By Kathy Berken
On Deck
What is God’s name? Sounds like a silly question, but it is what Moses asked God when he encountered the Divine Voice in the burning bush in Exodus (3:4-6, 13-14). God calls Moses and tells him to stay back and take off his shoes, for where he stood was holy ground. God continues: “I am the God of your father, the God of Abraham, the God of Isaac, and the God of Jacob.” Moses wants more: “What name should I give the Israelites when I tell them that the God of their fathers has sent me?”
And what does God tell him? “Tell them this name: ‘I am who I am.’ Tell the Israelites: ‘I AM has sent me to you.’”
In Hebrew, this is translated as YHWH, a name considered too sacred to speak. However, Scripture scholars suggest “Yahweh” as a close pronunciation, a word derived from the Hebrew verb hayah meaning “to be.” God’s name is YHWH or I AM.
Although none of us can fully understand or describe the true nature of God, we can experience what God meant when he told Moses that his name “I AM” means “to be.” God is described in the present tense as the eternal, infinite Being.

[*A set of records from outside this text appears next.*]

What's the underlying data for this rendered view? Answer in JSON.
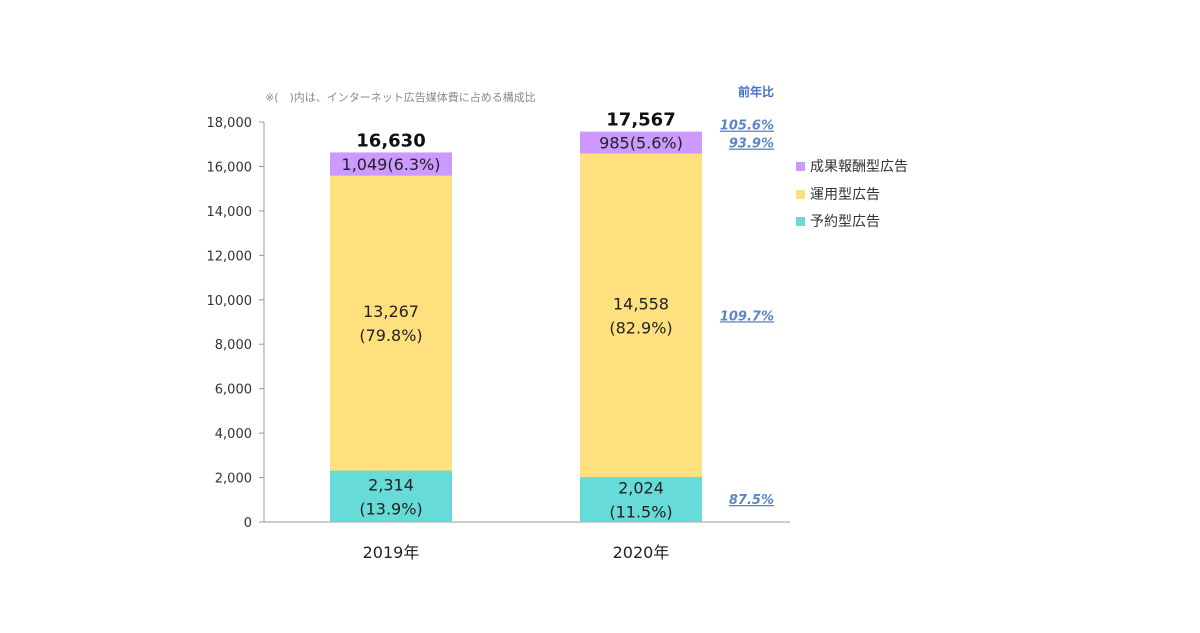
{
  "chart_data": {
    "type": "bar",
    "stacked": true,
    "note": "※(　)内は、インターネット広告媒体費に占める構成比",
    "categories": [
      "2019年",
      "2020年"
    ],
    "ylim": [
      0,
      18000
    ],
    "yticks": [
      "0",
      "2,000",
      "4,000",
      "6,000",
      "8,000",
      "10,000",
      "12,000",
      "14,000",
      "16,000",
      "18,000"
    ],
    "totals": [
      "16,630",
      "17,567"
    ],
    "series": [
      {
        "name": "予約型広告",
        "color": "#66dbd8",
        "values": [
          2314,
          2024
        ],
        "labels": [
          [
            "2,314",
            "(13.9%)"
          ],
          [
            "2,024",
            "(11.5%)"
          ]
        ]
      },
      {
        "name": "運用型広告",
        "color": "#ffe07f",
        "values": [
          13267,
          14558
        ],
        "labels": [
          [
            "13,267",
            "(79.8%)"
          ],
          [
            "14,558",
            "(82.9%)"
          ]
        ]
      },
      {
        "name": "成果報酬型広告",
        "color": "#cc99ff",
        "values": [
          1049,
          985
        ],
        "labels": [
          [
            "1,049(6.3%)"
          ],
          [
            "985(5.6%)"
          ]
        ]
      }
    ],
    "yoy": {
      "header": "前年比",
      "total": "105.6%",
      "series": [
        "87.5%",
        "109.7%",
        "93.9%"
      ]
    },
    "legend": {
      "position": "right",
      "order": [
        "成果報酬型広告",
        "運用型広告",
        "予約型広告"
      ]
    }
  }
}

What does this mean for us? The Trappist monk Thomas Merton spoke of God as “Being” in terms of contemplative prayer. To experience the presence of God, he wrote, is “spontaneous awe at the sacredness of life, of being. It is a vivid realization of the fact that life and being in us proceed from an invisible, transcendent, and infinitely abundant source.” It is precisely in contemplation that “You start where you are and you deepen what you already have. And you realize that you are already there. All we need to do is experience what we already possess.”
As a follow-up to last month’s column, we draw a religious/spiritual parallel between Merton’s description of contemplation and the original 1939 version of the film, “The Wizard of Oz,” appropriate for our study of spiritual practices. All four main characters went to the Wizard searching for a brain, heart, courage, and a way home. He told the scarecrow, tin man, and lion that they already had these things; they just had to experience them for themselves. Although the Wizard could not help Dorothy, the Good Witch Glinda told her that she needed only to click her heels together and repeat “There’s no place like home” for her to return to the place she never really left.
The message is clear: we already have what we have been searching for. Father Merton might have said, “Don’t search for God, don’t look for God, don’t try to find God.” That is because, just as the characters in the film discovered, God has always been with you. All we need to do is simply become aware of God’s presence. As St. Augustine famously wrote in his “Confessions,” “God is closer to you than you are to yourself.” And Jesus told his disciples, “The Kingdom of God is within you” (Luke 17:21).
Imagine a school of fish on a quest for water. The wise fish becomes aware of the ocean, just as Dorothy was already and always home. So it is with us. Perhaps, as we begin to understand and experience God’s presence as always within us and everywhere around us, we can change our language to reflect this awareness. Rather than our spiritual practices be a way to find God, those practices can help us be more aware of God’s infinite presence within us, as the fish is immersed in the ocean.
A few metaphors to imagine the Divine Presence include: God is not the music, but the space between the notes. God is not the dancer, but the dance itself. God is not the masterpiece but the inexpressible awe.
(Kathy Berken is a spiritual director and retreat leader in St. Paul, Minnesota. She lived and worked at L’Arche in Clinton — The Arch from 1999-2009.)